Il convient également de relever certaines mesures relatives à la fermeture des tribunaux sauf urgence :

– le transfert de compétence territoriale pour connaître tout ou partie de l’activité relevant de la compétence d’une autre juridiction du ressort qui serait dans l’incapacité de fonctionner
– des modalités simplifiées de renvoi des affaires et des auditions prévues à des audiences supprimées
– la simplification des modalités d’échange des écritures et des pièces des parties et prévoit que le président de la juridiction peut décider que les débats se dérouleront en publicité restreinte et, si nécessaire, en chambre du conseil, c’est-à-dire hors la présence du public
– la possibilité d’audiences dématérialisées
– la possibilité de statuer sans audience et selon une procédure écrite, lorsque la représentation par avocat est obligatoire ou que les parties sont représentées ou assistées par un avocat, la juridiction pourra également statuer sans audience et selon une procédure écrite
– s’agissant des audiences de référé maintenues, la possibilité de rejeter, par ordonnance non contradictoire, une demande irrecevable ou qui n’en remplit pas les conditions

les mesures de protection des majeurs et les mesures de protection prononcées dans le cadre d’une ordonnance de protection prévue aux articles 515-9 à 515-13 du Code civil sont prorogées de plein droit à compter de la fin de la période mentionnée à l’article 1er et pour une durée de 2 mois, sauf si le juge y a mis fin ou a modifié le terme.

En matière d’assistance éducative, il est à relever :

– la possibilité pour le juge de prendre un certain nombre de décisions, sans audition des parties ;
– la modification des délais sur les mesures provisoires afin de permettre l’organisation des audiences nécessaires, notamment après une ordonnance de placement provisoire et de ne pas risquer l’interruption d’une mesure de placement provisoire et un retour en famille aux risques et périls de l’enfant au motif d’un délai de procédure dépassé ;
– la possibilité pour le juge de suspendre ou modifier les droits de visite et d’hébergement, sans audience et par décision motivée, le maintien des liens entre l’enfant et la famille étant conservé par tout moyen ;
– la possibilité pour le juge des enfants de tenir les audiences civiles en ayant recours à un moyen de communication audiovisuelle ;
– l’aménagement des modalités de convocation et de notification des décisions.
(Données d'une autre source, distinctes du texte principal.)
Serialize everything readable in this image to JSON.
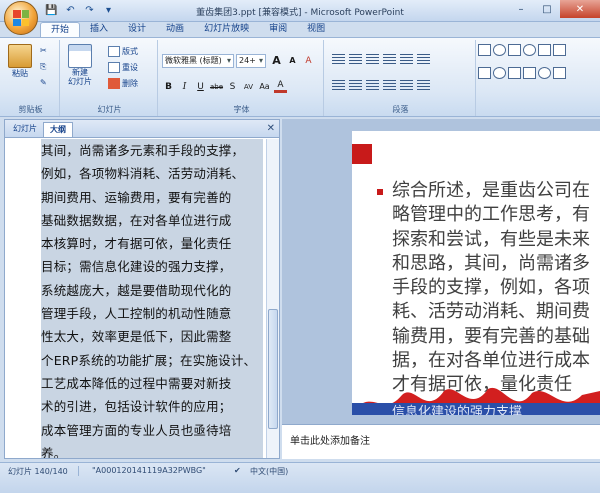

Il aménage également les conditions de contreseing des seules décisions – suspension ou modification – des droits de visite et d’hébergement pour les enfants confiés pour la seule période de l’état d’urgence décidé afin de prendre les décisions en urgence pour garantir la sécurité des enfants, des parents et des personnels et satisfaire aux exigences liées au confinement.

Enfin, il est à relever le prolongement de la trêve hivernale applicable en matière d’expulsion jusqu’au 31 mai 2020.

En pratique, il conviendra de s’assurer de l’effectivité de ces mesures, étant par exemple impossible actuellement pour les avocats de déposer leur dossier dans le cadre des procédures écrites ce qui engendre le renvoi systématique des dossiers.

Par ailleurs, il est important que ces mesures soient limitées dans le temps car certaines qui écartent tout débat contradictoire ne sont pas acceptables, d’autant qu’il existe de nos jours des moyens techniques permettant de tenir des audiences à distance.